Everyone in the operating room was astounded.
"We had tried everything else, this was really our last resort," says Dr. Billia.
This is the first time staff and clinicians at PMCC had performed an ablation in a critical ill patient supported with an ECMO machine.
"This story is an example of the 'pit crew' approach to patient care: clinicians across disciplines and programs pulling together to help this young patient," says Dr. John Granton, who was involved in Amir's care. "It was extraordinary."
In a few days following his life-saving procedure, the catheters that were previously inserted to help rest and support Amir's heart were removed.
But his recovery took several weeks, and wasn't without some bumps: he developed confusion and pneumonia once he was conscious again. And, his heart sometimes beats a couple of extra times – a typical reaction after an arrhythmia has been banished.
"He's getting progressively better, and his heart continues to recover," says Dr. Billia. "And his family has been by his side every day."
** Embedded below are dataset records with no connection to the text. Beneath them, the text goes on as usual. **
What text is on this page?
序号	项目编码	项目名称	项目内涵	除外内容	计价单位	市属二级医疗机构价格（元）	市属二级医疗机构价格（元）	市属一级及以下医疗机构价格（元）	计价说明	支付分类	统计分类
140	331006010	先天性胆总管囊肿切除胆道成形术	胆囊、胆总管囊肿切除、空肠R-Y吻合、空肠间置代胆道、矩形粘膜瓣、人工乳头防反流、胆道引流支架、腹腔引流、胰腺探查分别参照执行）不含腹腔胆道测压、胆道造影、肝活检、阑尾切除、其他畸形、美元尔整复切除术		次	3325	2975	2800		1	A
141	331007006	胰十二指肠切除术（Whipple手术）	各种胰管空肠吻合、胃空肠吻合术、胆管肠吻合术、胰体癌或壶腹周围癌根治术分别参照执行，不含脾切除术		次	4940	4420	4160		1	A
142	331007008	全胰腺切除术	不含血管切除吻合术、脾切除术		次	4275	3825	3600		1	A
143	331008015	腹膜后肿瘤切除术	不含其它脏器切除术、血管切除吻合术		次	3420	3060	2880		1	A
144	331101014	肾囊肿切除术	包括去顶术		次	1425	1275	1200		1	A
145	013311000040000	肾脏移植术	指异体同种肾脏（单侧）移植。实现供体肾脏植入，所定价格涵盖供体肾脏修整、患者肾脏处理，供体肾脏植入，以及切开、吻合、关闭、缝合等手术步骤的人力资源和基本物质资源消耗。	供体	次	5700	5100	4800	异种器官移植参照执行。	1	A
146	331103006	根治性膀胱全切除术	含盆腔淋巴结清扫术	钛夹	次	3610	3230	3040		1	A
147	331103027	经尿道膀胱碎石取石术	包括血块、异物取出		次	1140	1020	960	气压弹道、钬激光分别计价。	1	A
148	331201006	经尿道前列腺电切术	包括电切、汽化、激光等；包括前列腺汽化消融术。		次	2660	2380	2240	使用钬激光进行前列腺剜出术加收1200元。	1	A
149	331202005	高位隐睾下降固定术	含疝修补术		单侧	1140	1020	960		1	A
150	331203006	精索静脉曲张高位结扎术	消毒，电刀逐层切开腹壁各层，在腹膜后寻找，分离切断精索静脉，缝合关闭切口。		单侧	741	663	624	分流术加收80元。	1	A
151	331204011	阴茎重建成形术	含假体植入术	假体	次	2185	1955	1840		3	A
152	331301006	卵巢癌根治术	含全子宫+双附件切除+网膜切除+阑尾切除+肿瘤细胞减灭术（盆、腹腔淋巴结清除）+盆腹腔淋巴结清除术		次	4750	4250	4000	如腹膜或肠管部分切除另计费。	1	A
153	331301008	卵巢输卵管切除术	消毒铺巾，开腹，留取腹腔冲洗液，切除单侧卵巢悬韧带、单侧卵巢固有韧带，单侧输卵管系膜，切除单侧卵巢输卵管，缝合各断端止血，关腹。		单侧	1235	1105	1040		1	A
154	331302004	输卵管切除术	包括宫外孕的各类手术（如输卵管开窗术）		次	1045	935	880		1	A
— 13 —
Throughout all of this, his wife, Sue, has been Amir's rock, his advocate, his partner and his lifeline. She balanced a sick child at home, frantic, panicked and emotional family members, and an onslaught of news, professionals and information with an ailing husband.
"Every day, I woke up wondering 'what is this nightmare?'" she says.
For now, his family remains focused on his recovery at home. And, since he's likely had an arrhythmia since he was quite young, Amir and Sue are intent on having their one-year-old screened for heart disease in order to prevent him from enduring Amir's challenging journey.
"Dr. Billia is a godsend, our angel," says Sue. "She made him a priority, and we are so grateful Meliodas [our son] can see his Daddy – it's a gift."